To lure Democratic senators from Washington state and Arkansas, Thomas included a lucrative tax break for the timber industry, pushing the total cost of the bill to nearly $280 billion.
Senior House Republicans conceded that a long-sought permanent repeal of the estate tax is now out of reach. And with the possibility that Republicans will lose Senate seats in the midterm elections in November, GOP tax writers decided to grab the most lucrative deal possible in case Republican power begins to ebb.
"The sales message is very simple," Thomas said. "Do you want to make a statement, or do you want to make law?"
House Speaker J. Dennis Hastert (R-Ill.) conceded, "We need to do what is reality, what you can get done with the Senate."
Senators set the scramble for compromise in motion earlier this month when they fell three votes short of cutting off debate on legislation to permanently repeal the estate tax. That convinced the groups that have lobbied the issue for decades -- small-business groups, agriculture associations and extremely affluent families -- that the time had come to settle.
Senate Majority Leader Bill Frist (R-Tenn.) took the unusual step last week of asking Thomas to intervene, hoping House passage of a generous compromise would create the momentum needed to attract 60 votes in the Senate required to cut off debate. Frist has promised a vote on a compromise next week.

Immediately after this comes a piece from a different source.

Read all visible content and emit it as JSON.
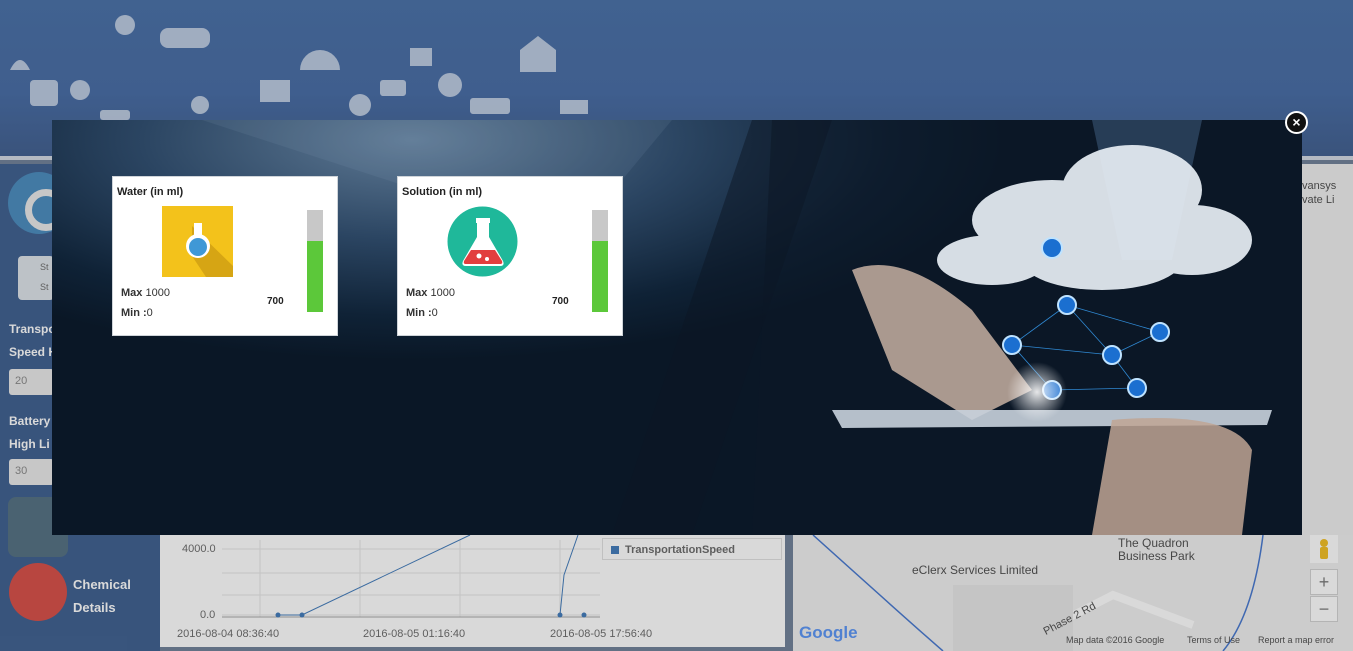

But passage is anything but certain. Republicans probably have the votes in the House, but Democrats will use the debate this week to highlight what they see as a flagrant GOP tilt to the rich.
House Democrats plan to offer a minimum-wage increase -- the first since 1997 -- as the alternative to the estate tax bill.

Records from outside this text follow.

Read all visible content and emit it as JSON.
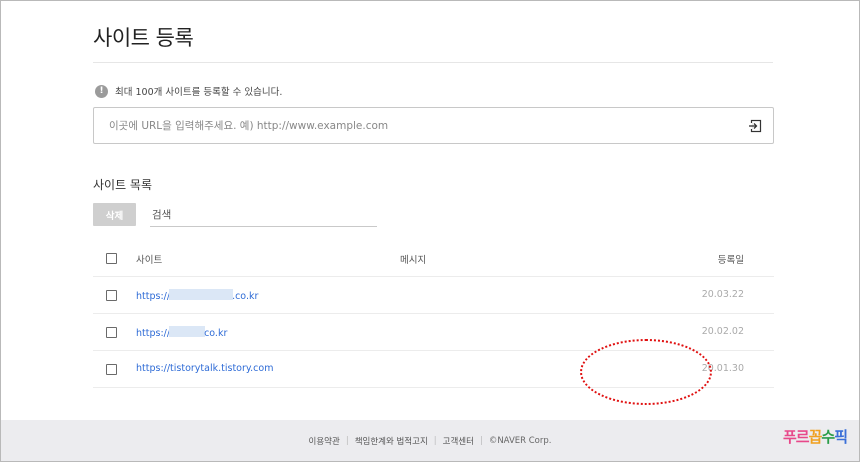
{
  "page": {
    "title": "사이트 등록"
  },
  "notice": {
    "icon": "info-icon",
    "text": "최대 100개 사이트를 등록할 수 있습니다."
  },
  "url_input": {
    "value": "",
    "placeholder": "이곳에 URL을 입력해주세요. 예) http://www.example.com",
    "submit_icon": "enter-icon"
  },
  "site_list": {
    "title": "사이트 목록",
    "delete_label": "삭제",
    "search_placeholder": "검색",
    "columns": {
      "site": "사이트",
      "message": "메시지",
      "date": "등록일"
    },
    "rows": [
      {
        "url_prefix": "https://",
        "url_suffix": ".co.kr",
        "message": "",
        "date": "20.03.22"
      },
      {
        "url_prefix": "https://",
        "url_suffix": "co.kr",
        "message": "",
        "date": "20.02.02"
      },
      {
        "url_prefix": "https://tistorytalk.tistory.com",
        "url_suffix": "",
        "message": "",
        "date": "20.01.30"
      }
    ]
  },
  "footer": {
    "links": [
      "이용약관",
      "책임한계와 법적고지",
      "고객센터"
    ],
    "copyright": "©NAVER Corp.",
    "logo_text": "푸르꼽수픽"
  },
  "colors": {
    "link": "#2e6bd6",
    "annotation": "#e01010",
    "footer_bg": "#ececef"
  }
}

The search for a compromise has pitted affluent small-business owners against the truly rich -- families with estates valued at tens of millions of dollars.
Thomas came down in favor of the business owners. His legislation would ensure that married couples could leave their children estates worth $10 million, untaxed. But the most wealthy families could face estate taxes as high as 40 percent. And to trim the cost of the package, Thomas repealed a provision in the tax code that allows families with large inheritances to deduct the cost of state-levied death taxes from the federal estate tax.
To the powerful families that have bankrolled the estate tax repeal movement, Thomas's compromise may be too much to swallow, suggested Frank A. Blethen, publisher of the family-owned Seattle Times newspaper and a longtime advocate of repealing the estate tax.
"If this bill is what it looks like, a 40 percent tax on larger businesses, that's not much of a deal," Blethen said. "It is a huge disappointment."
Knowing how tight the vote would be, Thomas included a narrowly tailored measure, sought by Washington state's two Democratic senators, to offer strapped timber companies a two-year tax break worth $940 million.
Spokesmen for the senators, Maria Cantwell and Patty Murray, said the legislation is still being studied.